Are there any limitations or challenges that might hinder the wider adoption of apalutamide in this space?
Apalutamide has narrower indications than enzalutamide, so I think it is sometimes not first to mind for a lot of providers that are seeing a patient, especially if they do not see that many patients with metastatic castration-sensitive prostate cancer. But I do not see that there is a strong reason that this data could not be used to help guide people towards therapy. For most patients, they should have good access to apalutamide.
What are the next steps for this research?
We have looked at comparisons with multiple other therapies as well, not just between these 2 agents. Certainly, there are other treatment regimens for mCSPC. I think we are looking of broaden the scope of what we are looking at. We have reported previously on comparisons with abiraterone [Zytiga] as well.
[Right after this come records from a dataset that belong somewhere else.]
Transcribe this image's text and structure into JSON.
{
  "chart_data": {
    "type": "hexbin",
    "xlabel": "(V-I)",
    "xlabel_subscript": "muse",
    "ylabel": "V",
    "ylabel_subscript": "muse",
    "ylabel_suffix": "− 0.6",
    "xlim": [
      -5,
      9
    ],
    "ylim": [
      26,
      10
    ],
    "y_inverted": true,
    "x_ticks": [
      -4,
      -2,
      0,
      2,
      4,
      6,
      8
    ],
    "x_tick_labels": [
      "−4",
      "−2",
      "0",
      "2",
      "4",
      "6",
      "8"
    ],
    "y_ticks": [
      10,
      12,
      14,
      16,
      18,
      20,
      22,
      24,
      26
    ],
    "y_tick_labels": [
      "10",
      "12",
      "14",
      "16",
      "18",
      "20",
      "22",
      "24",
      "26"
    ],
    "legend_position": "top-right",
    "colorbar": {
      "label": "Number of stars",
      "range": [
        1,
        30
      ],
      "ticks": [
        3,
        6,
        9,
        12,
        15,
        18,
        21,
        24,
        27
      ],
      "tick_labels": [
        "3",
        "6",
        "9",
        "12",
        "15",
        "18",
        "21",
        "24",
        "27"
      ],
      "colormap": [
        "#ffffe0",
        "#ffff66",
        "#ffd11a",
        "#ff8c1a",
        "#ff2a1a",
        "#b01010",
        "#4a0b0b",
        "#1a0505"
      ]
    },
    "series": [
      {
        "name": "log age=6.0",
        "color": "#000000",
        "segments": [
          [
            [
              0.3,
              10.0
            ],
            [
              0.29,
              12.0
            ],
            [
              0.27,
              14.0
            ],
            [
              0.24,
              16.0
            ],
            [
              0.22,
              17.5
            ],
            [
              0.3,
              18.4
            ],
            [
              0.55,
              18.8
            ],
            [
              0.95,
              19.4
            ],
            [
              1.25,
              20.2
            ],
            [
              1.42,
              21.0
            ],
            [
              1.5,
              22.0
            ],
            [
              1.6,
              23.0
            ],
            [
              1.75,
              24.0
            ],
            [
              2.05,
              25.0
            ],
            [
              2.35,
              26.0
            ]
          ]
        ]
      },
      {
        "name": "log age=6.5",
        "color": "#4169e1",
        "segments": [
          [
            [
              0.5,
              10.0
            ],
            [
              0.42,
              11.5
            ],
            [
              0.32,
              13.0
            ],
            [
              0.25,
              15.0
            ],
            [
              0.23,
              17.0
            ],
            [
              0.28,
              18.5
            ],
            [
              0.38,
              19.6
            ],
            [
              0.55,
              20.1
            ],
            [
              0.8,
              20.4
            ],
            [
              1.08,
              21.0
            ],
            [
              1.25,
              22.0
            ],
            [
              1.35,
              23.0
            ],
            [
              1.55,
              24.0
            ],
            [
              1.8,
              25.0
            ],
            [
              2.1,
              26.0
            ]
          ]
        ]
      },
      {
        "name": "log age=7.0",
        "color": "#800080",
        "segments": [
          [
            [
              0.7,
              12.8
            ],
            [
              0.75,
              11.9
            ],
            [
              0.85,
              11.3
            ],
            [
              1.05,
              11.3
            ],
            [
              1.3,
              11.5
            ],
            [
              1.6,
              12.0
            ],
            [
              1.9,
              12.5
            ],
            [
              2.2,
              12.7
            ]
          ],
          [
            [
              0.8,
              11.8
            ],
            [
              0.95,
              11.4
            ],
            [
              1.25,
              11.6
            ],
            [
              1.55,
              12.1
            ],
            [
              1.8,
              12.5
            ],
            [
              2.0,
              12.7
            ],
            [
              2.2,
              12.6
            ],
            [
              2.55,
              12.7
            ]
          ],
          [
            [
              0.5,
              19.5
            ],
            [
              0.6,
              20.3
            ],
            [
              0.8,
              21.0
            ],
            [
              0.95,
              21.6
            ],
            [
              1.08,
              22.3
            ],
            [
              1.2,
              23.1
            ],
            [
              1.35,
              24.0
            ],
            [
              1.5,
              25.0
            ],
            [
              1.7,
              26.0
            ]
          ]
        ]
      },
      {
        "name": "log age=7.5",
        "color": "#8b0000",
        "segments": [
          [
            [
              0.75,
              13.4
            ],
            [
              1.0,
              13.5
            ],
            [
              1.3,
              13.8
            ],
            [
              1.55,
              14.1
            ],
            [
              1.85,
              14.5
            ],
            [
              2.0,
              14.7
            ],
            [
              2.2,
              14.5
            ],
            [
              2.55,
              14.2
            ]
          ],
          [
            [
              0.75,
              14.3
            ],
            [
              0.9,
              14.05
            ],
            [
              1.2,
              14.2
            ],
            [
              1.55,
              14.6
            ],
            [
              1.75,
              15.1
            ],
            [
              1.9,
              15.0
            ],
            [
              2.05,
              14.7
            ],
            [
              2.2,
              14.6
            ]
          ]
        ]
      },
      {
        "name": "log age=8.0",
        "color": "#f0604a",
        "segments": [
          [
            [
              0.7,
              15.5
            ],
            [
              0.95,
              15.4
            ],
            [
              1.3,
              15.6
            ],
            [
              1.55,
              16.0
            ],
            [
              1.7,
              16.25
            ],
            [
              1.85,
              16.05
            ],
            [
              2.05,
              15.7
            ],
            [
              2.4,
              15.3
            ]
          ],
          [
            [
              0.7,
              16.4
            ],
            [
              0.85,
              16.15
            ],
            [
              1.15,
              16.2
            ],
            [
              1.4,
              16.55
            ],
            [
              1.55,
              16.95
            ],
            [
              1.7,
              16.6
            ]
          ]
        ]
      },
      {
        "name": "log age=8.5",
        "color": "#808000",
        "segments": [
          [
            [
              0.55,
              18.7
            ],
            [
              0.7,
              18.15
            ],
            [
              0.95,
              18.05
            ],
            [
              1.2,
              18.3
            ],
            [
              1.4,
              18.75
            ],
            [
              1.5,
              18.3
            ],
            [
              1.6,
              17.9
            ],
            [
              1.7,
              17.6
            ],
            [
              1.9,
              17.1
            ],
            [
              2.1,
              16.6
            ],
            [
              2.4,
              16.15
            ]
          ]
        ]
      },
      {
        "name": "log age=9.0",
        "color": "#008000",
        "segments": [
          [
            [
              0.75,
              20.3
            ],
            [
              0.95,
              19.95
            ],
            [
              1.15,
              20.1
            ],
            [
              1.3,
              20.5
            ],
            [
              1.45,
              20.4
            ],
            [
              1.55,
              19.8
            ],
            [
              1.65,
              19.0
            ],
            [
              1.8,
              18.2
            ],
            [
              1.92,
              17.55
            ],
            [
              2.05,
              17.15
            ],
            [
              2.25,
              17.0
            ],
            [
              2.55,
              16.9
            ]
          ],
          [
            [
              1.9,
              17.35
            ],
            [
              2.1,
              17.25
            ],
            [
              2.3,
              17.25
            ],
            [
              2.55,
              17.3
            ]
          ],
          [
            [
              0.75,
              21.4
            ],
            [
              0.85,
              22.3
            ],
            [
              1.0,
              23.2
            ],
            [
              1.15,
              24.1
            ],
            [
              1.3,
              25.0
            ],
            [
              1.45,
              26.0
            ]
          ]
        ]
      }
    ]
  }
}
I think we are going to start looking at patients that may be receiving triplet therapies and others to see if we can get more evidence of the differential response. It is tough because there are always limitations with real-world evidence, and a big thing is trying to make sure we are comparable groups. When you start to look at triplet therapy, we know that those tend to be used in patients with more widespread disease, higher risk disease overall, and we want to make sure that we are controlling for all of that and still able to report on meaningful data. But that is why we are excited to be able to look into those things. It has been multiple years already that we have accumulated this data. Continuing to see this dataset grow, and maybe combining it with others, can get us to real outcomes, and starting to see survival and other types of outcomes for these patients tells an even more complete story, to the extent that we can feel confident doing it with real-world evidence.